Shares of UniQure fell by double digits Thursday morning, after the Netherlands-based company affirmed that the path to approval for its closely watched gene therapy for Huntington’s disease will likely be longer and more difficult than previously expected.
In early November, UniQure disclosed that, during a meeting with the Food and Drug Administration a week prior, agency staff felt that the data collected so far probably wasn’t enough to support an approval filing. This position surprised analysts as well as UniQure’s leadership, considering that, earlier in the year, the company and the FDA seemed aligned on the data required to file. UniQure subsequently lost 65% of its value.
Now, the company has received final minutes from that meeting and is further convinced the FDA wouldn’t approve the application as it currently stands. The company said it’s “carefully evaluating the feedback and plans to urgently request a follow-up meeting” with the agency sometime in the first three months of next year.
UniQure’s share price was down more than 16%, to $21.25, at market’s open Thursday, though it had ticked back up to around $23 by mid-morning.
UniQure’s therapy, code-named AMT-130, is designed to shuttle a small piece of genetic material into brain cells, where it gums up the production of the mutated protein that causes Huntington’s. Results from a mid-stage clinical trial released in September show that, across 12 participants given a high dose of the therapy and followed for three years, signs of disease progression had slowed by 75% compared to an external control group.

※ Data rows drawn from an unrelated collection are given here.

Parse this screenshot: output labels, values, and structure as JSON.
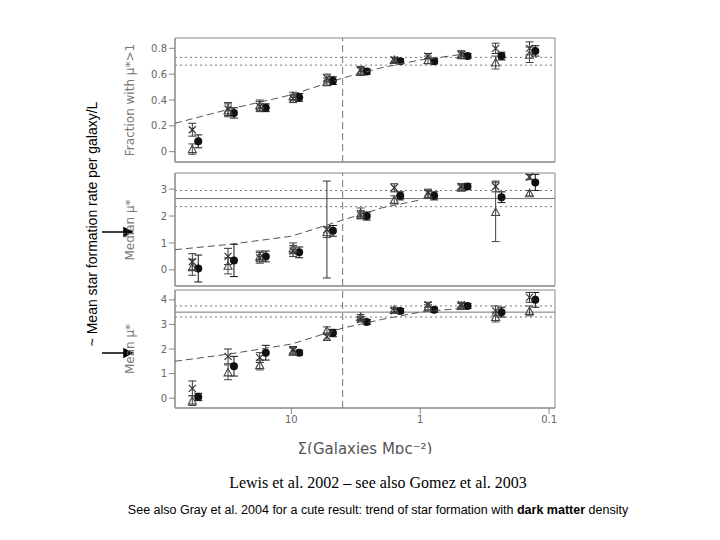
{
  "slide": {
    "side_label": "~ Mean star formation rate per galaxy/L",
    "caption": "Lewis et al. 2002 – see also Gomez et al. 2003",
    "footnote": {
      "before": "See also Gray et al. 2004 for a cute result: trend of star formation with ",
      "bold": "dark matter",
      "after": " density"
    }
  },
  "chart_data": [
    {
      "type": "scatter",
      "y_label": "Fraction with μ*>1",
      "log": "x",
      "tick_labels": "y",
      "xlim": [
        80,
        0.09
      ],
      "xticks": [
        10,
        1,
        0.1
      ],
      "ylim": [
        -0.08,
        0.88
      ],
      "yticks": [
        0,
        0.2,
        0.4,
        0.6,
        0.8
      ],
      "reference_lines": [
        {
          "y": 0.67,
          "line_style": "dotted"
        },
        {
          "y": 0.73,
          "line_style": "dotted"
        },
        {
          "x": 4,
          "line_style": "dashed"
        }
      ],
      "series": [
        {
          "type": "scatter",
          "marker": "circle",
          "color": "#111111",
          "x": [
            52.8,
            27.9,
            15.8,
            8.7,
            4.76,
            2.6,
            1.43,
            0.78,
            0.43,
            0.234,
            0.128
          ],
          "values": [
            0.08,
            0.3,
            0.34,
            0.42,
            0.55,
            0.62,
            0.7,
            0.7,
            0.74,
            0.74,
            0.78
          ],
          "errors": [
            0.05,
            0.04,
            0.03,
            0.03,
            0.03,
            0.02,
            0.02,
            0.02,
            0.02,
            0.03,
            0.04
          ]
        },
        {
          "type": "scatter",
          "marker": "x",
          "color": "#333333",
          "x": [
            58.7,
            31,
            17.6,
            9.7,
            5.3,
            2.9,
            1.59,
            0.87,
            0.48,
            0.26,
            0.142
          ],
          "values": [
            0.17,
            0.33,
            0.35,
            0.41,
            0.57,
            0.63,
            0.71,
            0.74,
            0.75,
            0.8,
            0.8
          ],
          "errors": [
            0.05,
            0.05,
            0.04,
            0.03,
            0.03,
            0.03,
            0.02,
            0.02,
            0.03,
            0.04,
            0.05
          ]
        },
        {
          "type": "scatter",
          "marker": "triangle",
          "color": "#444444",
          "x": [
            58.7,
            31,
            17.6,
            9.7,
            5.3,
            2.9,
            1.59,
            0.87,
            0.48,
            0.26,
            0.142
          ],
          "values": [
            0.02,
            0.32,
            0.36,
            0.43,
            0.54,
            0.62,
            0.71,
            0.71,
            0.75,
            0.69,
            0.75
          ],
          "errors": [
            0.04,
            0.05,
            0.04,
            0.03,
            0.03,
            0.03,
            0.02,
            0.03,
            0.03,
            0.05,
            0.06
          ]
        },
        {
          "type": "line",
          "line_style": "dashed",
          "color": "#555555",
          "x": [
            80,
            30,
            10,
            4,
            2,
            1,
            0.5
          ],
          "values": [
            0.22,
            0.33,
            0.44,
            0.57,
            0.65,
            0.71,
            0.75
          ]
        }
      ]
    },
    {
      "type": "scatter",
      "y_label": "Median μ*",
      "log": "x",
      "tick_labels": "y",
      "xlim": [
        80,
        0.09
      ],
      "xticks": [
        10,
        1,
        0.1
      ],
      "ylim": [
        -0.6,
        3.6
      ],
      "yticks": [
        0,
        1,
        2,
        3
      ],
      "reference_lines": [
        {
          "y": 2.65,
          "line_style": "solid"
        },
        {
          "y": 2.35,
          "line_style": "dotted"
        },
        {
          "y": 2.95,
          "line_style": "dotted"
        },
        {
          "x": 4,
          "line_style": "dashed"
        }
      ],
      "series": [
        {
          "type": "scatter",
          "marker": "circle",
          "color": "#111111",
          "x": [
            52.8,
            27.9,
            15.8,
            8.7,
            4.76,
            2.6,
            1.43,
            0.78,
            0.43,
            0.234,
            0.128
          ],
          "values": [
            0.05,
            0.35,
            0.5,
            0.65,
            1.45,
            2.0,
            2.75,
            2.75,
            3.1,
            2.7,
            3.25
          ],
          "errors": [
            0.5,
            0.6,
            0.2,
            0.2,
            0.2,
            0.15,
            0.15,
            0.15,
            0.1,
            0.2,
            0.3
          ]
        },
        {
          "type": "scatter",
          "marker": "x",
          "color": "#333333",
          "x": [
            58.7,
            31,
            17.6,
            9.7,
            5.3,
            2.9,
            1.59,
            0.87,
            0.48,
            0.26,
            0.142
          ],
          "values": [
            0.3,
            0.5,
            0.45,
            0.7,
            1.5,
            2.05,
            3.05,
            2.85,
            3.1,
            3.1,
            3.45
          ],
          "errors": [
            0.3,
            0.3,
            0.2,
            0.2,
            1.8,
            0.15,
            0.15,
            0.15,
            0.1,
            0.2,
            0.1
          ]
        },
        {
          "type": "scatter",
          "marker": "triangle",
          "color": "#444444",
          "x": [
            58.7,
            31,
            17.6,
            9.7,
            5.3,
            2.9,
            1.59,
            0.87,
            0.48,
            0.26,
            0.142
          ],
          "values": [
            0.1,
            0.15,
            0.5,
            0.8,
            1.4,
            2.1,
            2.6,
            2.8,
            3.05,
            2.15,
            2.85
          ],
          "errors": [
            0.3,
            0.3,
            0.2,
            0.2,
            0.2,
            0.2,
            0.15,
            0.15,
            0.1,
            1.1,
            0.1
          ]
        },
        {
          "type": "line",
          "line_style": "dashed",
          "color": "#555555",
          "x": [
            80,
            30,
            10,
            4,
            2,
            1
          ],
          "values": [
            0.75,
            0.95,
            1.25,
            1.85,
            2.3,
            2.6
          ]
        }
      ]
    },
    {
      "type": "scatter",
      "y_label": "Mean μ*",
      "x_label": "Σ(Galaxies Mpc⁻²)",
      "log": "x",
      "tick_labels": true,
      "xlim": [
        80,
        0.09
      ],
      "xticks": [
        10,
        1,
        0.1
      ],
      "ylim": [
        -0.4,
        4.4
      ],
      "yticks": [
        0,
        1,
        2,
        3,
        4
      ],
      "reference_lines": [
        {
          "y": 3.5,
          "line_style": "solid"
        },
        {
          "y": 3.3,
          "line_style": "dotted"
        },
        {
          "y": 3.75,
          "line_style": "dotted"
        },
        {
          "x": 4,
          "line_style": "dashed"
        }
      ],
      "series": [
        {
          "type": "scatter",
          "marker": "circle",
          "color": "#111111",
          "x": [
            52.8,
            27.9,
            15.8,
            8.7,
            4.76,
            2.6,
            1.43,
            0.78,
            0.43,
            0.234,
            0.128
          ],
          "values": [
            0.05,
            1.3,
            1.85,
            1.85,
            2.65,
            3.1,
            3.55,
            3.6,
            3.75,
            3.5,
            4.0
          ],
          "errors": [
            0.15,
            0.4,
            0.3,
            0.1,
            0.15,
            0.1,
            0.1,
            0.1,
            0.1,
            0.2,
            0.3
          ]
        },
        {
          "type": "scatter",
          "marker": "x",
          "color": "#333333",
          "x": [
            58.7,
            31,
            17.6,
            9.7,
            5.3,
            2.9,
            1.59,
            0.87,
            0.48,
            0.26,
            0.142
          ],
          "values": [
            0.4,
            1.7,
            1.65,
            1.95,
            2.5,
            3.2,
            3.55,
            3.8,
            3.8,
            3.55,
            4.1
          ],
          "errors": [
            0.3,
            0.3,
            0.2,
            0.15,
            0.15,
            0.1,
            0.1,
            0.1,
            0.1,
            0.2,
            0.2
          ]
        },
        {
          "type": "scatter",
          "marker": "triangle",
          "color": "#444444",
          "x": [
            58.7,
            31,
            17.6,
            9.7,
            5.3,
            2.9,
            1.59,
            0.87,
            0.48,
            0.26,
            0.142
          ],
          "values": [
            -0.1,
            1.05,
            1.35,
            1.9,
            2.75,
            3.3,
            3.6,
            3.7,
            3.75,
            3.3,
            3.55
          ],
          "errors": [
            0.2,
            0.3,
            0.2,
            0.15,
            0.15,
            0.1,
            0.1,
            0.1,
            0.1,
            0.2,
            0.2
          ]
        },
        {
          "type": "line",
          "line_style": "dashed",
          "color": "#555555",
          "x": [
            80,
            30,
            10,
            4,
            2,
            1,
            0.5
          ],
          "values": [
            1.5,
            1.8,
            2.2,
            2.85,
            3.2,
            3.5,
            3.65
          ]
        }
      ]
    }
  ]
}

“That means for one year of disease progression, they will have four years longer in terms of disease-free lives,” Sarah Tabrizi, director of the University College London Huntington’s Disease Center, said at the time. It’s a “huge effect size, and will have massive effects on patients’ lives.”
Encouraged by these results, UniQure had intended to file for approval in early 2026.
The latest update puts “many scenarios on the table,” according to Stifel analyst Paul Matteis. The FDA, perhaps moved by political pressure, could reverse its stance, or the two parties may be able to compromise by having that key trial enroll more patients and study them for longer.
However, there’s also the possibility of an “unfortunately challenging path forward,” where UniQure needs to run an entirely new trial. While there remains “some chance” the FDA opts to compromise or review the current filing, Thursday’s announcement suggests the “probability on this outcome is admittedly becoming more challenging,” Matteis wrote in a note to clients.
We “still do not know exactly what the FDA is concerned about, so it is difficult to speculate,” wrote Joseph Schwartz, an analyst at Leerink Partners, in his own note. Yet Schwartz and his team “remain cautiously optimistic that AMT-130 can find its way to market on the basis of the existing data to date in some form.”
“We consider [UniQure] a very resourceful company, and combined with the support they noted they have received from the HD community ... we think there could still be a way to carve out a path with the FDA, even if it takes a few meetings to hammer out,” he added.
In a statement, UniQure CEO Matt Kapusta said the company is “committed to collaborating with the FDA to advance AMT-130 to patients and their families as rapidly as possible.”